"Kazz?" Ozacleese called out.

He ascended the stairs slowly, cautiously. Kazz wasn't the type to pull pranks. At best, he preferred to not even be spoken to. So why the voice? Why was the drone not responding. Despite it being a cakewalk, this was still a military operation in contested territory. This was neither the time nor the place for stupid games.

Then he realized something else: it was stone silent. Drones rarely walked anywhere. Yet there was no telltale flutter of wings. So either Kazz was about to leap out and surprise him or...

Or something had happened. Ozacleese equipped his 'bloodhand' plasma rifle and kept climbing. At the top, something shiny caught his attention. Weapon trained on the small object, its gleam vanished once his approaching shadow fell over it. He knelt down and picked it up. It was a brass shield embossed with a star and the markings 'N M P D'. He held it at an angle and once again it caught the light, blinding him.

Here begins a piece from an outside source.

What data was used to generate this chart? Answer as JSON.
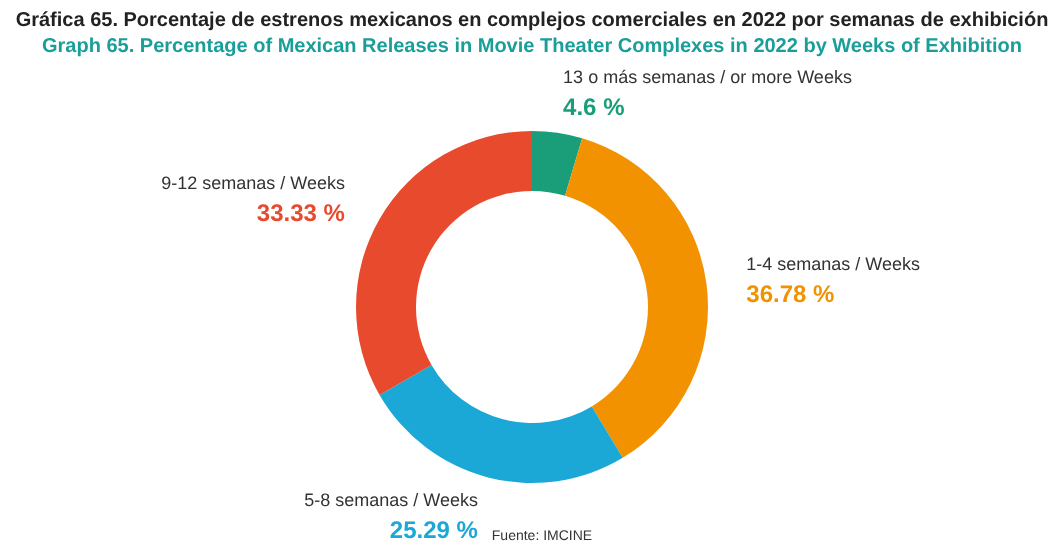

Something suddenly slammed into the back of his knee. It couldn't have weighed more than a grunt, if that, but it struck with such force and so unexpectedly that Ozacleese's entire body collapsed backward.

Kazz?

Confusion hit him like a sledgehammer. Ozacleese's hands shot out and grabbed hold of the handrails along the banisters. That's when he finally got a look at his attacker. Not demon. Not even an imp. An insect. Rage boiled over inside him and he bared his fangs as he struggled to put himself up, giving the insect a show of what lay in store for them once he did. That, however, was in a far-too-distant and hypothetical future. The truth of the matter was, Ozacleese simply did not have leverage.

The human brought some kind of baton down onto Ozacleese's fingers and cracked each one like porcelain. His grip loosened. He was swinging back, still hanging on with his other hand when the second blow came. The baton caught him right in the teeth.

Ozacleese saw stars. For the briefest of moments, he felt completely weightless. The he slammed into the stairs as though he were made of metal. Down three flights, he flipped and rolled and tumbled, each impact more brutal and unforgiving than the last. Minutes later, he lay groaning and unmoving at the bottom. Conscious as he was, he wouldn't be walking anywhere on his own for a while. Nonetheless, the insect bound his legs together with titanium cuffs, then his wrists, and stuffed an old rag in Ozacleese's destroyed mouth before moving on.